When Will Casinos in New Jersey Reopen?
New Jersey casinos began opening July 1 and are limited to 25% their normal capacity. Resorts, Tropicana, Ocean, Golden Nugget and Hard Rock were the first five to reopen, with three of the remaining four (Harrah's, Caesars and Bally's) slated to open July 2.
However, after the governor banned indoor dining, smoking and drinking at the Atlantic City casinos on June 29, Borgata opted to delay its reopening.
New Jersey is planning a multistage reopening. Stage 1, which was implemented mid-May, involves relaxed restrictions on low-risk activities if appropriately safeguarded.
Stage 2, where additional activities that can be easily safeguarded are permitted, began June 1. They call for expanded retail, indoor dining at significantly reduced capacity, museums, libraries and limited personal care services.
Stage 3 will allow for most activities but with significant safeguarding. Those will include expanded dining, limited entertainment, expanded personal care, bars with limited capacity and critical in-office work.

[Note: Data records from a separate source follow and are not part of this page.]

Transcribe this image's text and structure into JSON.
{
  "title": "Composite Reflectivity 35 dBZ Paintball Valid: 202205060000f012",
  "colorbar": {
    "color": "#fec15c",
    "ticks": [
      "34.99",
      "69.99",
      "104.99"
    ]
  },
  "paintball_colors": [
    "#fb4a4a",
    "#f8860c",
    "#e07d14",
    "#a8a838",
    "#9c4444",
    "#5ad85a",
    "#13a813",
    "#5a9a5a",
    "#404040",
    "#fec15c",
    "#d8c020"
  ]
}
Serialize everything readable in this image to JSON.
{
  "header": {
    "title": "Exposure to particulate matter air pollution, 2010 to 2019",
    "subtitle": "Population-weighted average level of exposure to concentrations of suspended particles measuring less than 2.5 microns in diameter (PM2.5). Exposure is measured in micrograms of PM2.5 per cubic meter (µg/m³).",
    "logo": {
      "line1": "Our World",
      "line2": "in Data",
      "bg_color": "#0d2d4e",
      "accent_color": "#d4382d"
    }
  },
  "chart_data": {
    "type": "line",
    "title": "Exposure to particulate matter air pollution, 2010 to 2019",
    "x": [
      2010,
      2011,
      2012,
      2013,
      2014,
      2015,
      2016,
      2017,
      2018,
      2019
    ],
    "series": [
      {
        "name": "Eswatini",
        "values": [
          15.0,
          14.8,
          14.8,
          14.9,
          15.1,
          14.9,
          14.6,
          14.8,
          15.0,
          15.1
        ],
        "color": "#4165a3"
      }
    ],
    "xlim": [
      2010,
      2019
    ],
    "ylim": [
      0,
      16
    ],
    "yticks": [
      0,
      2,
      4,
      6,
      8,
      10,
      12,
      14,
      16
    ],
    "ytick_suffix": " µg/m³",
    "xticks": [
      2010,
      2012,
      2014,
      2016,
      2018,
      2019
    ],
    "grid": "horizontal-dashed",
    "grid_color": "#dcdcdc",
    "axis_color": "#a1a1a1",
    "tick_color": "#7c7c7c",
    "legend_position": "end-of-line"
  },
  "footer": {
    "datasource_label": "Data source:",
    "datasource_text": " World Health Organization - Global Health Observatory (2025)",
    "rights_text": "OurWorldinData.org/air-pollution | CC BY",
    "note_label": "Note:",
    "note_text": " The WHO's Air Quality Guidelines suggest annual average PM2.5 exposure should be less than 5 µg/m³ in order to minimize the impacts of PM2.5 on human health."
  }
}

The last step is the “new normal”: economic and social activity back to normal but with vigilance.
Expect some changes when they reopen, including the installation of ultraviolet lights to disinfect high-traffic areas and a bipolar ionization system that purifies air — along with following all public health protocols, Resorts CEO and President Mark Giannantonio told The Press of Atlantic City.
If casinos follow what others around the nation are doing, expect guest temperature screenings, table capacity limits, plexiglass and spaced-out seating and slot games.